Neue Arbeitsgemeinschaft im VDMA IMAT bringt Transparenz in die EU-Bewertungsverfahren

Innerhalb des VDMA hat sich jetzt die Arbeitsgemeinschaft »Innovative Materialien für nachhaltige High-Tech-Elektronik, Photonik und andere relevante Industriebereiche« (IMAT) gebildet.

Indiumphosphid hatte das RISC Assessment Committee (RAC) im Auftrag der ECHA bereits als gesundheitsschädlich klassifiziert, was schon genügt, dass viele große Unternehmen diese Substanz nicht mehr von ihren Zulieferern akzeptieren. Allerdings lief das Bewertungsverfahren nach wissenschaftlich zweifelhaften Kriterien ab.

Daraufhin wurde die Industrie bei den EU-Gremien vorstellig, um dafür zu sorgen, dass im Falle von GaAs und anderen III-V-Halbleitern künftig alle zugänglichen Informationen in das Bewertungsverfahren Eingang finden und eine wissenschaftliche Diskussion stattfinden kann.
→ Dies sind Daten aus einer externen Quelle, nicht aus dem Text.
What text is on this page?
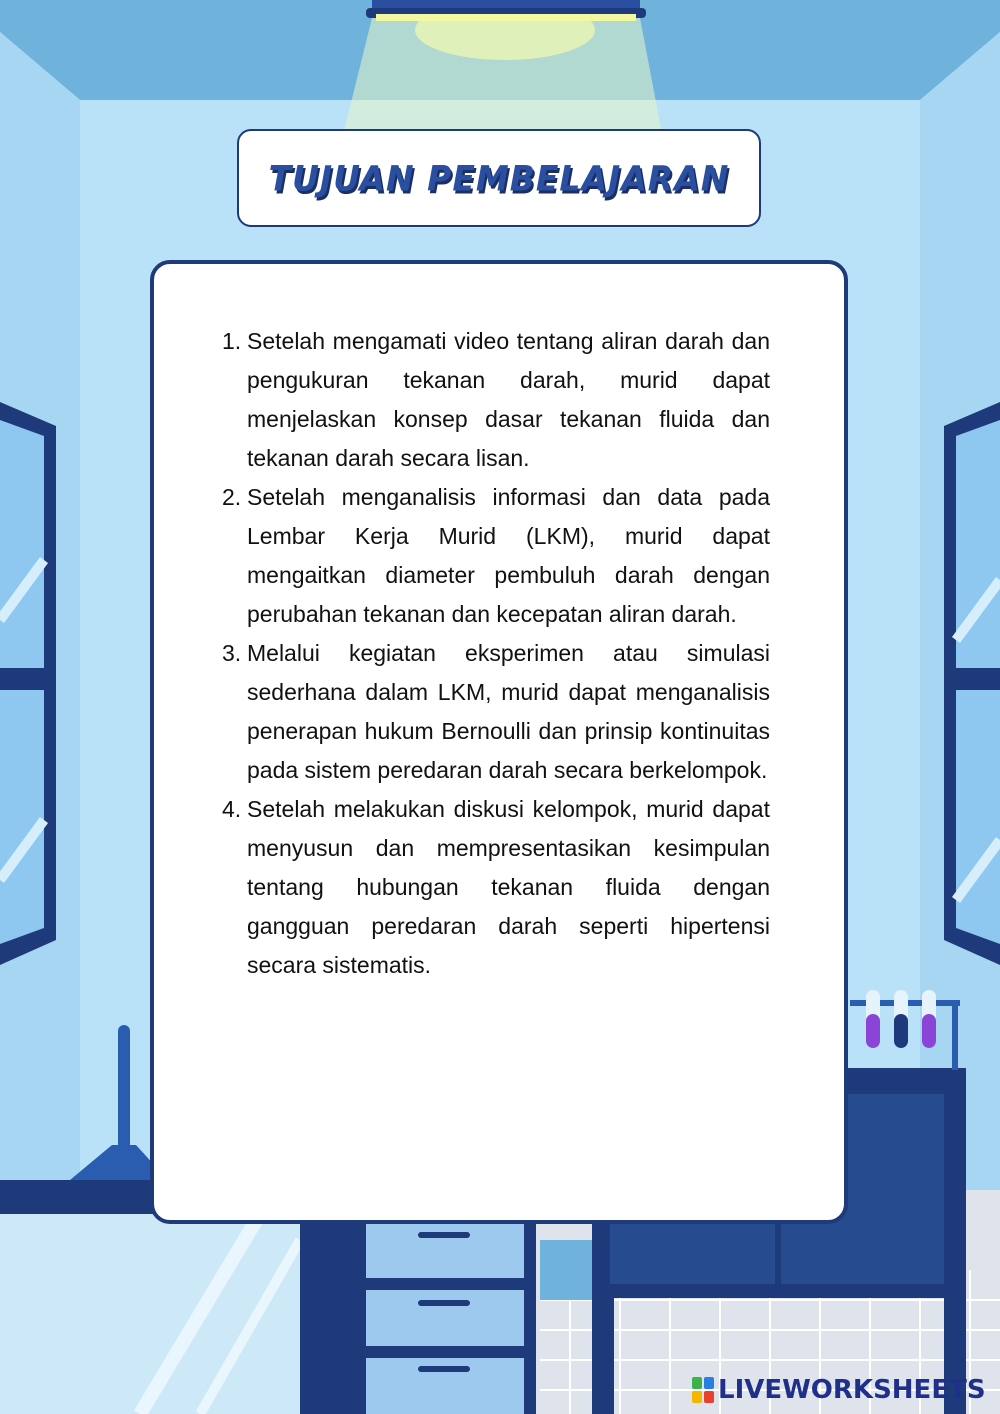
TUJUAN PEMBELAJARAN
1. Setelah mengamati video tentang aliran darah dan pengukuran tekanan darah, murid dapat menjelaskan konsep dasar tekanan fluida dan tekanan darah secara lisan.
2. Setelah menganalisis informasi dan data pada Lembar Kerja Murid (LKM), murid dapat mengaitkan diameter pembuluh darah dengan perubahan tekanan dan kecepatan aliran darah.
3. Melalui kegiatan eksperimen atau simulasi sederhana dalam LKM, murid dapat menganalisis penerapan hukum Bernoulli dan prinsip kontinuitas pada sistem peredaran darah secara berkelompok.
4. Setelah melakukan diskusi kelompok, murid dapat menyusun dan mempresentasikan kesimpulan tentang hubungan tekanan fluida dengan gangguan peredaran darah seperti hipertensi secara sistematis.
LIVEWORKSHEETS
Die Eingaben haben dazu geführt, dass die EU-Kommission das RAC aufgefordert hat, das angewandte Verfahren zu überprüfen.

Ausgehend von diesem Erfolg, hat sich nun im VDMA die Arbeitsgemeinsacht IFAT gebildet, die die zuständigen Behörden nicht nur im Falle der III-V-Halbleiter, sondern im Falle aller wichtigen Materialien mit diesen Informationen versorgt, sobald das Klassifizierungsverfahren läuft. »Das Beispiel GaAs hat gezeigt, dass man durchaus innerhalb der EU etwas bewegen kann, wenn man sich engagiert«, sagt Dr. Darius Soßdorf vom VDMA.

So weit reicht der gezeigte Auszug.